Chancellor Angela Merkel’s support is dwindling, and she may accelerate plans to seek a fourth term, according to daily Bild. Her likely challenger, Social Democrat Sigmar Gabriel, is already on the warpath, accusing Merkel of miscalculating on the refugee issue in a weekend interview. Merkel, who may make her campaign official in December, didn’t take Gabriel’s bait. One reason may be the SPD’s own miserable standing, at just 22 percent of the German public voters. Why fire at a sinking ship?
Gabriel may be on a roll, but we don’t know where it will end. On Sunday, he pronounced free trade talks between Europe and the U.S. – which Merkel still backs – as “de facto’’ dead. He originally supported the trade deal, but has flip-flopped amid growing opposition in Germany. Given his track record, however, his position, like the trade deal he ostensibly now opposes, could suddenly come back to life.

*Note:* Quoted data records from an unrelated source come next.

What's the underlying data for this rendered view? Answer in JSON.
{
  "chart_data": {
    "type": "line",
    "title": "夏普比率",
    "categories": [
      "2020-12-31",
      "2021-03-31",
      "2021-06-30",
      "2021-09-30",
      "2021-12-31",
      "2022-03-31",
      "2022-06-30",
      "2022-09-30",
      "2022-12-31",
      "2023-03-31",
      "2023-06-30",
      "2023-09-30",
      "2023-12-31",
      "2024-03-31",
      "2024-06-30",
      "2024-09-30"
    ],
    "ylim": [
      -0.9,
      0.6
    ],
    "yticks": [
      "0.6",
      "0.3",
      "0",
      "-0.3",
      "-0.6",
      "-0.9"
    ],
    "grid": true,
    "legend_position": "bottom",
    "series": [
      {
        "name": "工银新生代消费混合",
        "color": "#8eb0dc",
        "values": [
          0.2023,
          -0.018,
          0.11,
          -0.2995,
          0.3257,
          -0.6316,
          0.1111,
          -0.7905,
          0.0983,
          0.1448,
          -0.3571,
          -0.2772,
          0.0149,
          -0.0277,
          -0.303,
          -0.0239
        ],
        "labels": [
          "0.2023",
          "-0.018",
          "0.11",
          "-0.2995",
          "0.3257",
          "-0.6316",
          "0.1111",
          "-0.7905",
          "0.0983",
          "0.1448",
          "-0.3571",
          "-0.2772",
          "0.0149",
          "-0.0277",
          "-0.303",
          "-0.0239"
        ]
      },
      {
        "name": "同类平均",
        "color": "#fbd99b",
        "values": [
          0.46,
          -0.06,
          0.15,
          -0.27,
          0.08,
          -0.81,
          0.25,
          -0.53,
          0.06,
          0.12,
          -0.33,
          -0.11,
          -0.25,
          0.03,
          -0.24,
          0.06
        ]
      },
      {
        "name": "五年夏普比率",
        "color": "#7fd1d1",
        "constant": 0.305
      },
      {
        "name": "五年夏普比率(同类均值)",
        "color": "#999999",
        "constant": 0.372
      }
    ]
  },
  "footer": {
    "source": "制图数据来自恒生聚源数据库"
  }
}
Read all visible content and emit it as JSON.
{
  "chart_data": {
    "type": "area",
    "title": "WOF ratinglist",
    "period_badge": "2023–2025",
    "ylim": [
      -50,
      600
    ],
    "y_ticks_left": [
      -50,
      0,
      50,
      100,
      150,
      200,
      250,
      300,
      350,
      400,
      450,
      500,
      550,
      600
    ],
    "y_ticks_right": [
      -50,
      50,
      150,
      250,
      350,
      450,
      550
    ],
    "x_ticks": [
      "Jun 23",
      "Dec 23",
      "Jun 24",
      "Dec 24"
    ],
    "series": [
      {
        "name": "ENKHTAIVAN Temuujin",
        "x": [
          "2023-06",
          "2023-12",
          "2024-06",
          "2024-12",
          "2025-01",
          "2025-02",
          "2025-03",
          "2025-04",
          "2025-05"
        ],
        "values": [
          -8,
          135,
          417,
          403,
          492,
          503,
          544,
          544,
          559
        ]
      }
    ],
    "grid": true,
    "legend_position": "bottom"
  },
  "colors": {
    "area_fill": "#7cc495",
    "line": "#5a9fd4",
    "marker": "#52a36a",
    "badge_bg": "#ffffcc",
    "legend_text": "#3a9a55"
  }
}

Shareholders at Hapag-Lloyd approved the shipping firm’s merger with the United Arab Shipping Company, hoping the tie-up will help tow it out of the Bermuda Triangle of debt. But some stakeholders pointed out United Arab’s $201 million loss this year. That could be like grasping at a lifeline made out of cement.
The only thing running on time at Europe’s largest railway operator is its strike schedule. Unions are digging in ahead of the next round of pay talks at Deutsche Bahn, demanding a 4 percent raise. If CEO Rüdiger Grube, already bruised from a €1.3 billion loss last year and nationwide scorn over late trains, can’t find a way off the collision course, the next point of heated debate will be over his own contract.